When Malaysia gybed to re-engage with the French, they had closed right on to the tail of ‘Les Bleus’. As the wind decreased and the sun went down, the battle for the last semifinal place was on.
The French pulled out a 27 lead at the leeward gate, with Malaysia crucially just behind Denmark, which handed control back to ‘Les Bleus’, who once again kept a close cover on the ‘Monsoon’.
Maintaining their advantage, ‘Les Bleus’ were briefly held up by the ‘Danish Dynamite’ having spinnaker trouble, which again allowed the ‘Monsoon’ to split gybes. Could the Malaysians find a route through in the dying breeze? ‘Les Bleus’ were taking no chances though, gybing twice to put themselves in line with the ‘Monsoon’ yacht.
As Great Britain’s ‘Spitfires’ recorded a perfect 20 in the 1/4 Finals, the ‘Monsoon’ again gybed away in a desperate move to overtake ‘Les Bleus’, but the French held strong to finish second in the race and seal qualification to the semifinals.
The Malaysian ‘Monsoon’ progressed through the 1/32 Finals, the 1/16 Finals and the 1/8 Finals, but the quarterfinal is where their superb campaign in the SSL Gold Cup came to an end. They have captured the hearts of the Malaysian nation, all the way up to the King himself, as well as collecting fans around the world, and will no doubt come back stronger in future events.
Great Britain’s Kate Macgregor said after their perfect round:
“I wouldn’t say it’s easy! Watching the races beforehand they were all really close, and we’ve had tricky conditions all week, so you definitely have to stay on your toes. It looks like we’re going to be in quite a hard group in the semifinals, so it’s all going to be hard at this next stage, but we’re looking forward to it!”
French trimmer Hugo Studler describing their showdown with Malaysia:
“We have a great helm [François Brenac], a really great match racer, who’s also helmed in the America’s Cup. So yesterday we did a briefing and it was quite clear that we wanted to kill them at the start, to do whatever we could to try to put the penalty on them from the start. So that’s what we did.
“And then it was still tough because they were super fast on the downwind. On the two legs they came back, so it was just a race of trying to make sure that we were faster and that we were protecting the racecourse and doing better manoeuvres than them. They fought all the way, but we managed to control them through to the finish line.

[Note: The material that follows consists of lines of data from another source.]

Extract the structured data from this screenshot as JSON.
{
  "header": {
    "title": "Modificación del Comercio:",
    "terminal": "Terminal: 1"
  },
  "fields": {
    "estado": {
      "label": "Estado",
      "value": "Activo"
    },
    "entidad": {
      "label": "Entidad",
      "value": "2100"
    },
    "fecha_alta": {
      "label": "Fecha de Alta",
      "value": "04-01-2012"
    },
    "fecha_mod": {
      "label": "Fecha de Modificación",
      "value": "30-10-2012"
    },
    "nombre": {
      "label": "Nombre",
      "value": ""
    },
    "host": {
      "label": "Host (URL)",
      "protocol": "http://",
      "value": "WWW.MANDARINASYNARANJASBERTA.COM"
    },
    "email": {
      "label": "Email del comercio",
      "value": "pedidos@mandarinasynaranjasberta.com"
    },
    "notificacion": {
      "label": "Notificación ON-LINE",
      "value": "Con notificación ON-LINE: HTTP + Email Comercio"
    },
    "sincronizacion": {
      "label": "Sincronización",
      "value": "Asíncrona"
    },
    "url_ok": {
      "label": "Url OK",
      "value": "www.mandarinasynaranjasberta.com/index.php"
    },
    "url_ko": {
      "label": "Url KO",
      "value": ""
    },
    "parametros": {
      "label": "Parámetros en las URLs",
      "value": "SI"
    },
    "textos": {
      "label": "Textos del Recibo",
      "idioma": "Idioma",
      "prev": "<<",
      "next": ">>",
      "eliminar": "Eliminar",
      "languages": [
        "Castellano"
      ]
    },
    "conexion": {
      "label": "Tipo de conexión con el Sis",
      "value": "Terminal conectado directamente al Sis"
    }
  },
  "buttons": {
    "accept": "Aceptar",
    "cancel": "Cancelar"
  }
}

“We’re really happy going into the next round. Now it’s just a bonus I would say, to go into the semifinal, raise our level and sail the best that we can. If we can manage to do that, that would be great.”
In the evening at the 1/4 Finals Closing Ceremony, Regatta Director Paul Hutton-Ashkenny summed up the feeling of everyone by saying that each round we have incredible drama, only to be surprised when the next round surpasses it. We can only imagine what the semifinals will bring on Saturday.